July 31, 1998 LOS ANGELES (July 29, 1998) -- El Niño has brought more than rainy weather to Southern California this year. According to two specialists at Cedars-Sinai Medical Center, allergy and asthma sufferers can expect more frequent and more severe attacks this year. Moreover, because of a related weather condition known as La Niña, the projection for next year is also for increased and more severe attacks. La Niña is a weather pattern of hot, dry winds which follows El Niño. While El Niño's wet weather causes a proliferation of plant growth and pollens, these dry and float to the desert floor as the rains decrease. However, as the La Niña pattern moves into place, the hot, dry winds kick up the pollens once again, renewing allergy and asthma attacks.
"This year, conditions in Southern California are worse for allergy and asthma sufferers because of the high levels of humidity that have resulted in excessive pollens, molds, ticks and mites," says Zab Mohsenifar, M.D., Chair of the Pulmonary and Critical Care Department at Cedars-Sinai Medical Center. Robert Eitches, M.D., an attending physician in the medical center's departments of internal medicine and pediatrics, agrees. The very rainy weather has resulted in increased mold growth, both indoors and outdoors, and has also resulted in rapid plant growth which leads to elevated pollen counts. In addition, when the weather is bad, people tend to stay indoors more, and the close proximity often results in viral infections which can lead to asthma attacks.
If that weren't enough, the high humidity has also provided an ideal environment for cockroaches and microscopic dust mites -- the leading cause of asthma. According to a recent survey, asthma rates are highest in the inner cities, especially among African-Americans and Hispanic Americans, and especially among youngsters who may be allergic to the proteins found in the saliva, droppings and remains of cockroaches. Asthmatic children who are allergic to cockroaches are four times more likely to go to the hospital and twice as likely to go to emergency rooms than other asthmatics, according to a study reported in the New England Journal of Medicine.
Fortunately, there are steps you can take to protect yourself and your family from asthma and allergy attacks:
- Avoid using a humidifier, but do use a room air filter. When possible, open
the doors and windows, so your home can air out. Sunlight kills dust mites and
molds, so let it in.
- Encase or cover pillows and mattresses in plastic casings -- available at
bedding supply stores.
- Wash all bedding in hot water -- at least 130 degrees fahrenheit.
- Remove stuffed toys and upholstered furniture from bedrooms, and consider
removing carpeting from floors. Instead, opt for hardwood, vinyl or leather
- If you discovered leaks in your roof during the rainy weather, be sure to
have them repaired, and inspect interior walls in the damaged area for mold
growth. Also be sure to repair leaky faucets promptly.You can kill mold by
cleaning with lysol or with a diluted bleach solution. Air the area well.
- If you have a closet or other dark area in which you find mold, consider
leaving a light on in that room as light also kills mold.
- Help prevent roaches by minimizing what attracts them most - food and
- Use baits to kill roaches.
- Be sure to clean up any remaining roach allergens by regularly cleaning any
surfaces they may have contacted.
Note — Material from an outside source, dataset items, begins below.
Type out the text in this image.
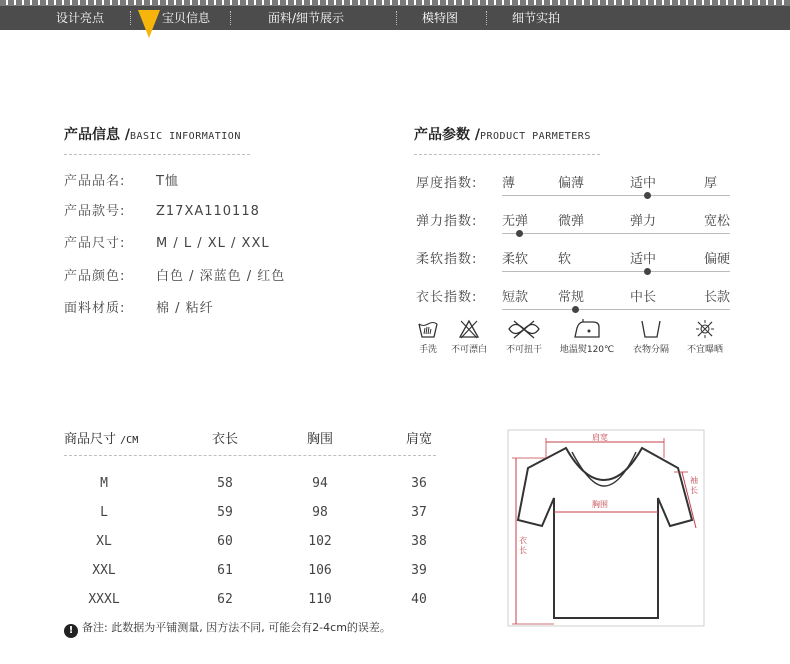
设计亮点	宝贝信息	面料/细节展示	模特图	细节实拍
产品信息 /BASIC INFORMATION
产品品名: T恤
产品款号: Z17XA110118
产品尺寸: M / L / XL / XXL
产品颜色: 白色 / 深蓝色 / 红色
面料材质: 棉 / 粘纤
产品参数 /PRODUCT PARMETERS
厚度指数: 薄	偏薄	适中	厚
弹力指数: 无弹 微弹	弹力	宽松
柔软指数: 柔软 软	适中	偏硬
衣长指数: 短款 常规	中长	长款
手洗	不可漂白	不可扭干	地温熨120℃	衣物分隔	不宜曝晒
商品尺寸 /CM	衣长	胸围	肩宽
M	58	94	36
L	59	98	37
XL	60	102	38
XXL	61	106	39
XXXL	62	110	40
! 备注: 此数据为平铺测量, 因方法不同, 可能会有2-4cm的误差。
肩宽
胸围
袖长
衣长
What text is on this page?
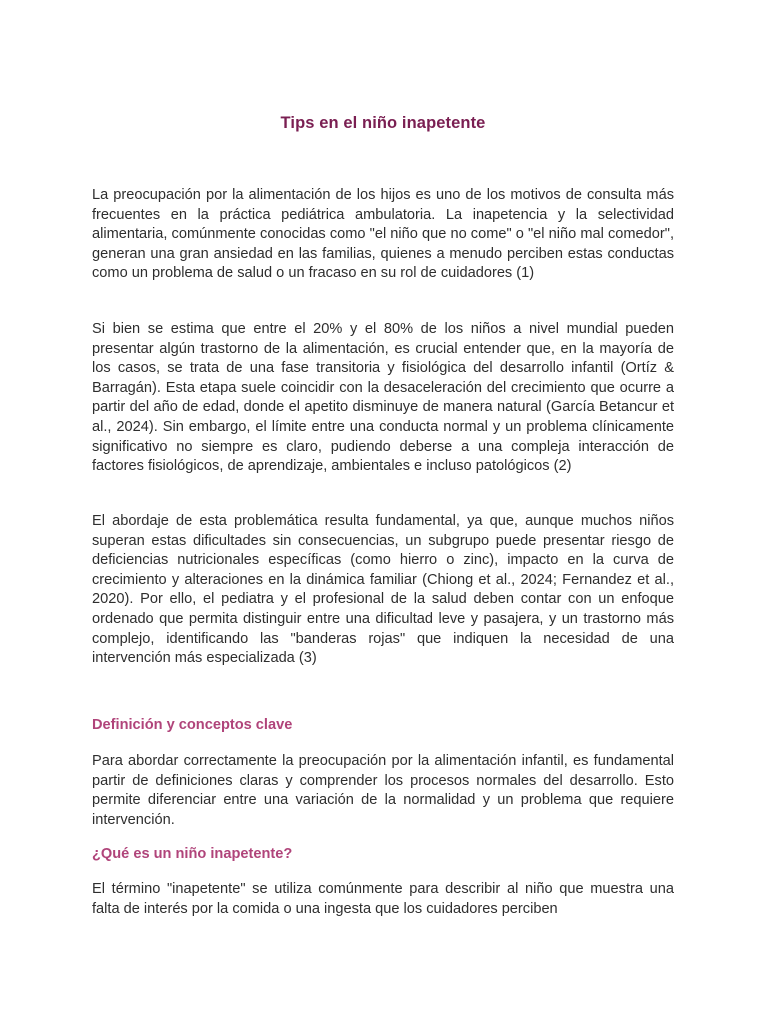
Tips en el niño inapetente

La preocupación por la alimentación de los hijos es uno de los motivos de consulta más frecuentes en la práctica pediátrica ambulatoria. La inapetencia y la selectividad alimentaria, comúnmente conocidas como "el niño que no come" o "el niño mal comedor", generan una gran ansiedad en las familias, quienes a menudo perciben estas conductas como un problema de salud o un fracaso en su rol de cuidadores (1)

Si bien se estima que entre el 20% y el 80% de los niños a nivel mundial pueden presentar algún trastorno de la alimentación, es crucial entender que, en la mayoría de los casos, se trata de una fase transitoria y fisiológica del desarrollo infantil (Ortíz & Barragán). Esta etapa suele coincidir con la desaceleración del crecimiento que ocurre a partir del año de edad, donde el apetito disminuye de manera natural (García Betancur et al., 2024). Sin embargo, el límite entre una conducta normal y un problema clínicamente significativo no siempre es claro, pudiendo deberse a una compleja interacción de factores fisiológicos, de aprendizaje, ambientales e incluso patológicos (2)

El abordaje de esta problemática resulta fundamental, ya que, aunque muchos niños superan estas dificultades sin consecuencias, un subgrupo puede presentar riesgo de deficiencias nutricionales específicas (como hierro o zinc), impacto en la curva de crecimiento y alteraciones en la dinámica familiar (Chiong et al., 2024; Fernandez et al., 2020). Por ello, el pediatra y el profesional de la salud deben contar con un enfoque ordenado que permita distinguir entre una dificultad leve y pasajera, y un trastorno más complejo, identificando las "banderas rojas" que indiquen la necesidad de una intervención más especializada (3)

Definición y conceptos clave

Para abordar correctamente la preocupación por la alimentación infantil, es fundamental partir de definiciones claras y comprender los procesos normales del desarrollo. Esto permite diferenciar entre una variación de la normalidad y un problema que requiere intervención.

¿Qué es un niño inapetente?

El término "inapetente" se utiliza comúnmente para describir al niño que muestra una falta de interés por la comida o una ingesta que los cuidadores perciben
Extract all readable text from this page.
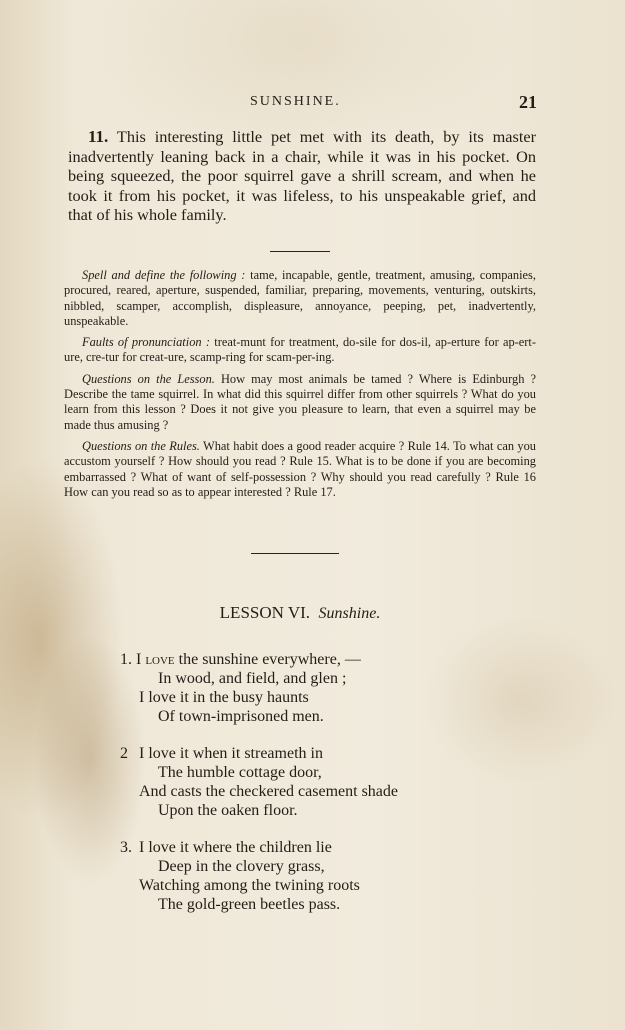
SUNSHINE.	21
11. This interesting little pet met with its death, by its master inadvertently leaning back in a chair, while it was in his pocket. On being squeezed, the poor squirrel gave a shrill scream, and when he took it from his pocket, it was lifeless, to his unspeakable grief, and that of his whole family.

Spell and define the following : tame, incapable, gentle, treatment, amusing, companies, procured, reared, aperture, suspended, familiar, preparing, movements, venturing, outskirts, nibbled, scamper, accomplish, displeasure, annoyance, peeping, pet, inadvertently, unspeakable.

Faults of pronunciation : treat-munt for treatment, do-sile for dos-il, ap-erture for ap-ert-ure, cre-tur for creat-ure, scamp-ring for scam-per-ing.

Questions on the Lesson. How may most animals be tamed ? Where is Edinburgh ? Describe the tame squirrel. In what did this squirrel differ from other squirrels ? What do you learn from this lesson ? Does it not give you pleasure to learn, that even a squirrel may be made thus amusing ?

Questions on the Rules. What habit does a good reader acquire ? Rule 14. To what can you accustom yourself ? How should you read ? Rule 15. What is to be done if you are becoming embarrassed ? What of want of self-possession ? Why should you read carefully ? Rule 16 How can you read so as to appear interested ? Rule 17.

LESSON VI. Sunshine.
1. I love the sunshine everywhere, —
In wood, and field, and glen ;
I love it in the busy haunts
Of town-imprisoned men.
2 I love it when it streameth in
The humble cottage door,
And casts the checkered casement shade
Upon the oaken floor.
3. I love it where the children lie
Deep in the clovery grass,
Watching among the twining roots
The gold-green beetles pass.
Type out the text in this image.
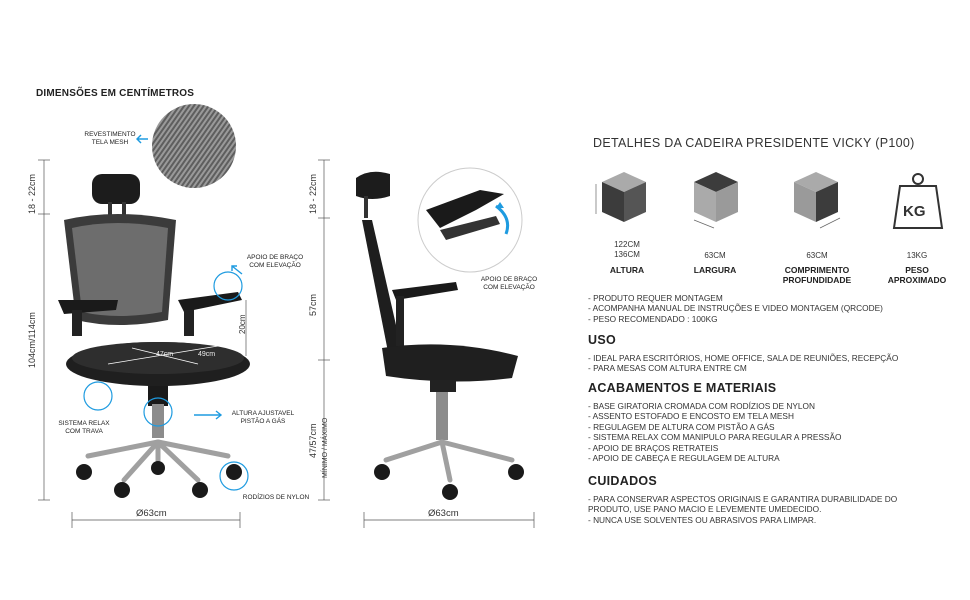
DIMENSÕES EM CENTÍMETROS
REVESTIMENTO
TELA MESH
18 - 22cm
104cm/114cm	20cm
47cm	49cm
Ø63cm
APOIO DE BRAÇO
COM ELEVAÇÃO
SISTEMA RELAX
COM TRAVA
ALTURA AJUSTAVEL
PISTÃO A GÁS
RODÍZIOS DE NYLON
18 - 22cm
57cm
47/57cm MÍNIMO / MÁXIMO
Ø63cm
APOIO DE BRAÇO
COM ELEVAÇÃO
DETALHES DA CADEIRA PRESIDENTE VICKY (P100)
KG
122CM
136CM
ALTURA
63CM
LARGURA
63CM
COMPRIMENTO
PROFUNDIDADE
13KG
PESO
APROXIMADO
- PRODUTO REQUER MONTAGEM
- ACOMPANHA MANUAL DE INSTRUÇÕES E VIDEO MONTAGEM (QRCODE)
- PESO RECOMENDADO : 100KG
USO
- IDEAL PARA ESCRITÓRIOS, HOME OFFICE, SALA DE REUNIÕES, RECEPÇÃO
- PARA MESAS COM ALTURA ENTRE CM
ACABAMENTOS E MATERIAIS
- BASE GIRATORIA CROMADA COM RODÍZIOS DE NYLON
- ASSENTO ESTOFADO E ENCOSTO EM TELA MESH
- REGULAGEM DE ALTURA COM PISTÃO A GÁS
- SISTEMA RELAX COM MANIPULO PARA REGULAR A PRESSÃO
- APOIO DE BRAÇOS RETRATEIS
- APOIO DE CABEÇA E REGULAGEM DE ALTURA
CUIDADOS
- PARA CONSERVAR ASPECTOS ORIGINAIS E GARANTIRA DURABILIDADE DO PRODUTO, USE PANO MACIO E LEVEMENTE UMEDECIDO.
- NUNCA USE SOLVENTES OU ABRASIVOS PARA LIMPAR.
Wipe down cupboards and countertops.
- Eliminate excessive foliage (especially Ivy) in landscaping as it attracts
rodents which can also lead to increased asthma or allergy episodes.
- After hiking,be sure to check children for any signs of allergic reaction
(e.g. hives or skin reaction due to Poison Oak). People who are very allergic to
Poison Oak can develop not only skin problems, but also respiratory problems.
While simple steps like these can help head off many attacks, other people require testing to identify the specific causes of allergic reaction. And it's important to be tested early, as early detection and treatment can reduce the severity and frequency of attacks, as well as related problems such as ear and sinus infections.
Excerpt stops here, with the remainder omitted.